For startups, you need something that’s there working behind the scenes, not hindering the business and not something you need to dedicate many internal resources or overhead to manage. Single cloud gives you the flexibility to scale your infrastructure to meet the business’s needs.

But as any business grows today, it will eventually be multicloud, whether due to varying department or application requirements, M&A activity, shadow IT or something else. Regardless of how they begin, startups should expect to eventually be multicloud.

Ed Thompson, CTO, Matillion: It depends on the exact goals of the startup. For example, there are lots of businesses out there that exist to help with management of workload across cloud platforms. However, assuming I am just looking for a platform for my product idea in “early stage,” I would opt for a single cloud and lean in hard on the technologies that they offer that allow you to concentrate on proving the business idea at scale. It’s all too easy to get bogged down with technology and infrastructure with the misguided view that saving a few dollars here and there will put you on solid ground for the future.

Time is the enemy of the high-growth business — speed to market is the key. Test your ideas, fail fast, learn, pivot and try again. I would always steer toward serverless tools that would accelerate development and allow you to rapidly scale without worrying about the underlying infrastructure.

Now, this approach does have downsides, namely the vendor lock-in and associated cost of going heavily into something like AWS Lambda. However, a successful idea that grows fast and is adopted at scale but costs too much to run is a much better problem to have than an idea that reaches the market too late and is overhauled by more nimble competitors.

Adrian Estala, VP, field CDO, Starburst: Starting with a single cloud provides incredible advantages. But we live in a multicloud, on-prem world, so any new startup has to account for that diversity.

The ability to integrate seamlessly across this hybrid environment should be the goal for any startup looking to provide IT/data services.

Shane Buckley, president and CEO, Gigamon: Single cloud is the easy answer, but that’s not the reality. The goal of a seed-funded company is to quickly validate, or invalidate, their business concept. Once that stage is reached, the focus shifts to building customer trust with applications that are both secure and deliver a great user experience.

While all companies begin with a single cloud, we find most companies soon land on hybrid and hybrid-cloud implementations. Capital constraints, need for agility, available cloud resources and expertise, and M&A activities all factor into how hybrid cloud infrastructures evolve.
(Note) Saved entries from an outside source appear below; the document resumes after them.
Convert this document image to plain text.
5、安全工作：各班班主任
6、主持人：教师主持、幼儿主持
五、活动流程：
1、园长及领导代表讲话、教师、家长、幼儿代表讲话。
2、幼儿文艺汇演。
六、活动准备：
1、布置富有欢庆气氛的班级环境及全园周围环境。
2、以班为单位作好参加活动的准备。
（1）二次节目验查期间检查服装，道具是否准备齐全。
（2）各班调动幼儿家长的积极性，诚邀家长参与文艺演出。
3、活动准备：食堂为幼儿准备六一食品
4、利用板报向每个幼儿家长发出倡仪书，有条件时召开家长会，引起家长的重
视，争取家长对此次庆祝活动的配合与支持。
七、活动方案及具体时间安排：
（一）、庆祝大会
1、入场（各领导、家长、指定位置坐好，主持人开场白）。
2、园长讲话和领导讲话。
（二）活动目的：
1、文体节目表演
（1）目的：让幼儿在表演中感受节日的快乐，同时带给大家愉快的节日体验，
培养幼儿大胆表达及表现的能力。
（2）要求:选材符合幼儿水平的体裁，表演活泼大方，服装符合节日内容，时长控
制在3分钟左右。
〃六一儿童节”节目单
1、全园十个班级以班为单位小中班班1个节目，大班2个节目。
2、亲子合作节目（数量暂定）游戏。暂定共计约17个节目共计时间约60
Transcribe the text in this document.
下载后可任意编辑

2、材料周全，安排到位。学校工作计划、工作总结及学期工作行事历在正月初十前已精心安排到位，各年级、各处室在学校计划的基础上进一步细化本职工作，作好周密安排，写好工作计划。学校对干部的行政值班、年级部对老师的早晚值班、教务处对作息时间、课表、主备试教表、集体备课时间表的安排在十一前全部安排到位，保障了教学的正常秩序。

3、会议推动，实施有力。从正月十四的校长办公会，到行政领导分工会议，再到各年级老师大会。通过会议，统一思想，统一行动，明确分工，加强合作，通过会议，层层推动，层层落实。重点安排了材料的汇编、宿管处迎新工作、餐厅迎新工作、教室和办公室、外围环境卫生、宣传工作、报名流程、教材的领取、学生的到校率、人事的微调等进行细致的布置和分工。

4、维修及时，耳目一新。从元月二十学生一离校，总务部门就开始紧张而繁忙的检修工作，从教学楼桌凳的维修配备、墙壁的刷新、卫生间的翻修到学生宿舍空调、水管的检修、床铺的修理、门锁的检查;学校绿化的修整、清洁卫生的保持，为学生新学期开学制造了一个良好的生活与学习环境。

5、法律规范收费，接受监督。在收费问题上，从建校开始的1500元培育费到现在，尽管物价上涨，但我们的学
While public cloud platforms enable rapid deployment and scalability, something that is obviously compelling for startups, the “shared responsibility model” employed by these providers means that application and workload security is the responsibility of the organization, not the provider. Just as guaranteed cloud compute performance does not automatically translate to a great application user experience, physical data center security does not guarantee end-to-end application security either. That is ultimately achieved by gaining deep observability into all hybrid-cloud communications.